The death toll exceeds 200 with many still unaccounted for. Rescue crews, including over 10,000 soldiers and police, were deployed by the Prime Minister to help with clean up and rescue efforts. People also came out in their droves to help with the cleanup. Villagers in places such as Sedavi were stranded as roads were blocked by mud and debris, further complicating rescue efforts.
In addition to blocked roads, railway lines and freshwater supplies were severely impacted, with high-speed rail links between Valencia and Madrid suspended. Based on similar flood events in Europe, the economic impact of this disaster is expected to be in the billions.
Possible futures and solutions
In 2022, the United Nations Environment Programme (UNEP) reported a 134% increase in flood-related disasters since 2000. In response, many organisations are developing strategies to mitigate the impact of these floods, particularly in low and middle-income countries, which are home to 89% of the world's flood-exposed population.
The economic, social and environmental costs of flooding is vast.
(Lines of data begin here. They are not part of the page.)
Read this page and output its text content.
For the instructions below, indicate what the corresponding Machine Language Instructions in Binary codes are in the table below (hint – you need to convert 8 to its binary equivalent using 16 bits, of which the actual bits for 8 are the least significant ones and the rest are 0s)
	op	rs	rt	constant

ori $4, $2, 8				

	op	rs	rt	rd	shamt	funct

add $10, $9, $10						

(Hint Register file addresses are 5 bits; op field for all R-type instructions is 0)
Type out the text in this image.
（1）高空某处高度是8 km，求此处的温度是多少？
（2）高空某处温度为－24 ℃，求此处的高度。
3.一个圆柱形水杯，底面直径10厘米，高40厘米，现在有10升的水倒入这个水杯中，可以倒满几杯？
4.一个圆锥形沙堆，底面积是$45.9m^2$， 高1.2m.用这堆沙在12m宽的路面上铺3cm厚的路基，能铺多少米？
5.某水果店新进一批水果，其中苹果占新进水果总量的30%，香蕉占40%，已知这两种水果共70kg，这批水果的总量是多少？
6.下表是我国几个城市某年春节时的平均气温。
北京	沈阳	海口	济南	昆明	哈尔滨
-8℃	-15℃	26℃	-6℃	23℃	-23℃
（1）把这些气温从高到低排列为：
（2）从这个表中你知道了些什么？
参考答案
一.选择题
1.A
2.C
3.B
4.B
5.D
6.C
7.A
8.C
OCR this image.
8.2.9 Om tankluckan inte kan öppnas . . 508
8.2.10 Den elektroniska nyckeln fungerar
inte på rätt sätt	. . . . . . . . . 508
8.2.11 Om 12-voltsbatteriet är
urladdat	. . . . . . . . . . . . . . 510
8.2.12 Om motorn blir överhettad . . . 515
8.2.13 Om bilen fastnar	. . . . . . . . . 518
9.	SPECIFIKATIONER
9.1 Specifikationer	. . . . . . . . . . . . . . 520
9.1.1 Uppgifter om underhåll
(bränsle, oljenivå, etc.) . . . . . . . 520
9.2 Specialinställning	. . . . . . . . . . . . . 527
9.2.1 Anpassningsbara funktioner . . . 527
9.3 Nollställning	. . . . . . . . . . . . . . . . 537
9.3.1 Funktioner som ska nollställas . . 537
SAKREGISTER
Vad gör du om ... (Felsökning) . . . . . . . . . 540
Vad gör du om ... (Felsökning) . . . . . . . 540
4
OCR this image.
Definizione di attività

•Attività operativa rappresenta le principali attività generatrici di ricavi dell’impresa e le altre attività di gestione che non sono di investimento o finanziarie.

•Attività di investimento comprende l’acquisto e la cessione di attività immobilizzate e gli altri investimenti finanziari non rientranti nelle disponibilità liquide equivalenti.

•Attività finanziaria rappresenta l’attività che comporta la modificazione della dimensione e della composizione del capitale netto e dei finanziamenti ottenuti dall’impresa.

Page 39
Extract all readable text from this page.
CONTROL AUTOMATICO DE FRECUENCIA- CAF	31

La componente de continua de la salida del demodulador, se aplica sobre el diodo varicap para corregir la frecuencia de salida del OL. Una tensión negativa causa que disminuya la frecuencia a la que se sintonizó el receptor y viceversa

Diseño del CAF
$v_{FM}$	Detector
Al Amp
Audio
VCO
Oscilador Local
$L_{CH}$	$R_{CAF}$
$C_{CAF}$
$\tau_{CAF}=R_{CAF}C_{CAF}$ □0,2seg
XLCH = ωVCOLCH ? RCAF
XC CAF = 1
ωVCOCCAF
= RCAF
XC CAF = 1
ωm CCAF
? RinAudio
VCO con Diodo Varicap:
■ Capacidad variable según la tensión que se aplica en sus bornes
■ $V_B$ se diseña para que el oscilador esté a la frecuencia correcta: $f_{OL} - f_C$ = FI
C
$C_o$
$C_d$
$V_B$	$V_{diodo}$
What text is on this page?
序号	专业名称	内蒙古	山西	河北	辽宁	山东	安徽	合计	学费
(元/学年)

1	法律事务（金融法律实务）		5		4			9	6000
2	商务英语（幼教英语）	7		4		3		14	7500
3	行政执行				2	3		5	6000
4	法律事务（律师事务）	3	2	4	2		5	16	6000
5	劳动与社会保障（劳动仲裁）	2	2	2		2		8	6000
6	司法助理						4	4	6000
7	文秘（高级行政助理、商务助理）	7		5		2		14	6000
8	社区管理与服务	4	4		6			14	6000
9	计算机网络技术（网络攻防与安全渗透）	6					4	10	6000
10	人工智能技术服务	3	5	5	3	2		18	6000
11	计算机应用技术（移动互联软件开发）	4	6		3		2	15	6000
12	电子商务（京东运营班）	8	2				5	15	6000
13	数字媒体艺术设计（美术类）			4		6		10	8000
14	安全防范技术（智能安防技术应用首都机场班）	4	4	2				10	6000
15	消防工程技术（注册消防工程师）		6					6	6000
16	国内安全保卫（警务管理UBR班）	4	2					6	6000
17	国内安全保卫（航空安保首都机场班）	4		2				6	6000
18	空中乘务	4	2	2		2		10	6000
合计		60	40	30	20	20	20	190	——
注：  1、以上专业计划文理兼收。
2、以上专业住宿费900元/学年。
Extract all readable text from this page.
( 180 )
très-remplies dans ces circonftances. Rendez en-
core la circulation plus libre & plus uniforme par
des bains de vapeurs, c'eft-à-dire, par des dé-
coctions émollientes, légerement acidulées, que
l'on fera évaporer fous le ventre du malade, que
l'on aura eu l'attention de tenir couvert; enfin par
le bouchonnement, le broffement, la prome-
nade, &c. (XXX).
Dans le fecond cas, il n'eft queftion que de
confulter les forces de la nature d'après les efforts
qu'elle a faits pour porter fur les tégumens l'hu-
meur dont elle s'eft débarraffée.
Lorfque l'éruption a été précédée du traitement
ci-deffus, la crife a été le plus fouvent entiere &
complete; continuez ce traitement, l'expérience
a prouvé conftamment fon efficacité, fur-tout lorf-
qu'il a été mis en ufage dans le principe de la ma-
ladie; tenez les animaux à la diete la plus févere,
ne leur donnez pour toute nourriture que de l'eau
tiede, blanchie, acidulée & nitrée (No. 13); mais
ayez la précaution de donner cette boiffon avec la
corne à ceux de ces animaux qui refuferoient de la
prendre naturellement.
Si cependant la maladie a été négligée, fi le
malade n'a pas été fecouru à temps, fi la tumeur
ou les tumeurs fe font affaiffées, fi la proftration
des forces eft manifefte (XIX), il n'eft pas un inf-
With more extreme and unpredictable weather foreseen in the future, it is in the best interest of businesses, residents and governments to build resilience to the effects of flooding in their community. After initial research into the types and contributing factors behind flooding, authorities have taken on one, or a combination of the following approaches:
1. Investing in green infrastructure. Initiatives such as green roofs and permeable pavements can reduce absorb surface runoff lengthening the lag time into the river’s discharge.
2. Water storage and diversion systems can help ease the amount of water entering the drainage basin at one given time.
3. Flood barriers and walls to respond to flood events and protect high stakes areas.
4. Utilising of technology (e.g. mapping, prediction and protection programmes) to help with planning as well as acting as advanced warning systems to protect people.
However, these approaches should be taken in line with the wider context of the United Nations report on Valuing Water .
With over half of its land below sea level, the Netherlands offers valuable insights for other nations on managing flood risks. As climate change increases the risk of flooding as well as coastal erosion, the country’s existing infrastructure needs to be adapted to reduce the risk of flooding.
The city of Dordrecht was the focal point to meet the five Valuing Water Initiative water principles. It had a history of severe flooding and therefore was chosen as the flagship for the country’s future flood management strategy. The main prevention strategies were to limit the types of buildings in flood-prone areas, build dikes and embankments and stop logs to prevent water getting into buildings and streets. Preparation strategies focus on ensuring the safe evacuation of residents to higher ground. For instance, the district of De Staart is situated at a higher elevation and is being developed with sustainable, adaptable buildings, flexible spaces, and a transport system designed to facilitate evacuation should the population need it.
The changing climate poses increased risk of flooding from a number of sources and therefore it is imperative that people think sustainably not only about how to prevent the impacts of flooding but also the way in which we use water in the future.